Finding the increase in entropy of the universe in gas expansion

[lorenz0]

Homework Statement

Two boxes of equal volume $V_0$ are separated by a membrane. The first one to the left, thermally isolated contains $n$ moles of perfect biatomic gas at pressure $p_i$ and temperature $T_i$. The second box is empty, and in contact with a source of heat at a temperature which is $T_i/2$. At a certain instant the membrane is removed and the gas reaches a new equilibrium. Find: a) the final pressure of the gas $P_f$ b) the heat $Q$ exchanged with the source of heat c) the variation of entropy of the universe $\Delta U_{univ}$

Relevant Equations

$PV=nRT, \Delta U=nC_V \Delta T=Q-L, \Delta S=nC_V \ln(\frac{T_f}{T_i})+nR\ln(\frac{V_f}{V_i})$

a) $P_f=\frac{nRT_f}{V_f}=\frac{nR\frac{T_i}{2}}{2V_0}=\frac{1}{4}\frac{nRT_i}{V_0}=\frac{1}{4}P_i$

b) $Q=\Delta U=nC_V \Delta T=n\frac{5}{2}R(-\frac{T_i}{2})=-\frac{5}{4}nRT_i=-\frac{5}{4}P_i V_0$ ($L=0$ since the gas expands in a vacuum;Now, (a) and (b) are both correct but not (c), for which I get:c) $\Delta S_{system}=nC_V \ln(\frac{T_f}{T_i})+nR\ln(\frac{V_f}{V_i})=n\frac{5}{2}R\ln(\frac{\frac{T_i}{2}}{T_i})+nR\ln(\frac{2V_0}{V_0})=-\frac{3}{2}nR\ln(2)$ I understand that the entropy of the system decreases since heat goes out of the system so I guessed that the entropy of the universe should go up by the same amount but apparently this is wrong as in the solution given in the text is $n\frac{5}{2}R-\frac{3}{2}nR\ln(2)$. What is it that I am missing in finding the entropy of the universe? How should I reason about such a problem in general? Thanks

 

[Chestermiller]

The surroundings is being treated as an ideal constant temperature reservoir at temperature $T_i/2$. The amount of heat it receives at this temperature is $+\frac{5}{4}nRT_i$. So what is its entropy change?
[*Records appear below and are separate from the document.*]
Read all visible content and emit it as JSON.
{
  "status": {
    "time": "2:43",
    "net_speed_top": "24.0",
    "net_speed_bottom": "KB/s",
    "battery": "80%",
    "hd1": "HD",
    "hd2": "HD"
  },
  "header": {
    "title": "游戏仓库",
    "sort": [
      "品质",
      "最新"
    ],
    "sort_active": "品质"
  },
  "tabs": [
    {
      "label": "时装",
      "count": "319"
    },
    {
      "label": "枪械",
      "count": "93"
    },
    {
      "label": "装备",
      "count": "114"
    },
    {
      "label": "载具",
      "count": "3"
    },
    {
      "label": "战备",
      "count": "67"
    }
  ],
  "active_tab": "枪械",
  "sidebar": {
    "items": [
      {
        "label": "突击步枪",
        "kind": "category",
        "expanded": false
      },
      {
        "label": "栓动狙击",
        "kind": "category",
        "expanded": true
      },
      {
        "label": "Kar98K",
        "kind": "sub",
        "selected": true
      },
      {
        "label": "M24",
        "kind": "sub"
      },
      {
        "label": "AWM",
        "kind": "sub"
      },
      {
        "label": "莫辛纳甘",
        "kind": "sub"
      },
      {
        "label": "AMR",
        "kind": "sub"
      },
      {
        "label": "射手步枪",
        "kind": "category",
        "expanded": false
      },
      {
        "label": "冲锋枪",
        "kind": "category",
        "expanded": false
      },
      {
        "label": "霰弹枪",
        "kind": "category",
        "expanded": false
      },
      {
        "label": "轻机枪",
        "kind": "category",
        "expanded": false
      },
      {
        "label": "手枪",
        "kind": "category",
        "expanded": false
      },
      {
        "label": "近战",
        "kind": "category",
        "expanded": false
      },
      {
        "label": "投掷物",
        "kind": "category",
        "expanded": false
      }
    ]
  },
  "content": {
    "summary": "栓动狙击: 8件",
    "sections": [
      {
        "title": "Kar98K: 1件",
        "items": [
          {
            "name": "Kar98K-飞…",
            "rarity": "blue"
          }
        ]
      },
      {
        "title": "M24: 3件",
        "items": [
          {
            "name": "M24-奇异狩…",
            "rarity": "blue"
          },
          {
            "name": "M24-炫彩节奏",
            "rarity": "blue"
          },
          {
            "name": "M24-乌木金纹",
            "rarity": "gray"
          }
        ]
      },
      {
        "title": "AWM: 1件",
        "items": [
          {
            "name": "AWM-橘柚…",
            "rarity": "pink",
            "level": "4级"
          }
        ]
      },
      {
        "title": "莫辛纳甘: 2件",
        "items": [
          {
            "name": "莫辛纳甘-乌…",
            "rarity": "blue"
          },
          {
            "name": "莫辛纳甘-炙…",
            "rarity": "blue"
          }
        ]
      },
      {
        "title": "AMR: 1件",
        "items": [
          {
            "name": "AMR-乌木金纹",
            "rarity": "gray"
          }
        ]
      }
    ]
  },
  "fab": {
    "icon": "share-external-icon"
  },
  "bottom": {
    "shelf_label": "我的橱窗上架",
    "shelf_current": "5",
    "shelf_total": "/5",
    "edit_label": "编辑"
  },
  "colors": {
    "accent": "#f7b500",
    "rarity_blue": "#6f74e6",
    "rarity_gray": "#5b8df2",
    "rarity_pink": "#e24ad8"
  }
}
Otherwise, you did a great job of analyzing this.

 

[lorenz0]

The surroundings is being treated as an ideal constant temperature reservoir at temperature $T_i/2$. The amount of heat it receives at this temperature is $+\frac{5}{4}nRT_i$. So what is its entropy change?

It is $\frac{Q}{T_i /2}=\frac{\frac{5}{4}nRT_i}{\frac{T_i}{2}}=\frac{2}{T_i}\frac{5}{4}nRT_i=\frac{5}{2}nR$ so $\Delta S_{universe}=\frac{5}{2}nR-\frac{3}{2}nR\ln(2)=\frac{nR}{2}(5-3\ln(2))$. So the entropy change of the universe is the sum of the entropy change of the system + entropy change of its surroundings, right?

 

[Chestermiller]

It is $\frac{Q}{T_i /2}=\frac{\frac{5}{4}nRT_i}{\frac{T_i}{2}}=\frac{2}{T_i}\frac{5}{4}nRT_i=\frac{5}{2}nR$ so $\Delta S_{universe}=\frac{5}{2}nR-\frac{3}{2}nR\ln(2)=\frac{nR}{2}(5-3\ln(2))$. So the entropy change of the universe is the sum of the entropy change of the system + entropy change of its surroundings, right?

Yes. Very nice.

 

[lorenz0]

Yes. Very nice.

You have been very helpful: thanks!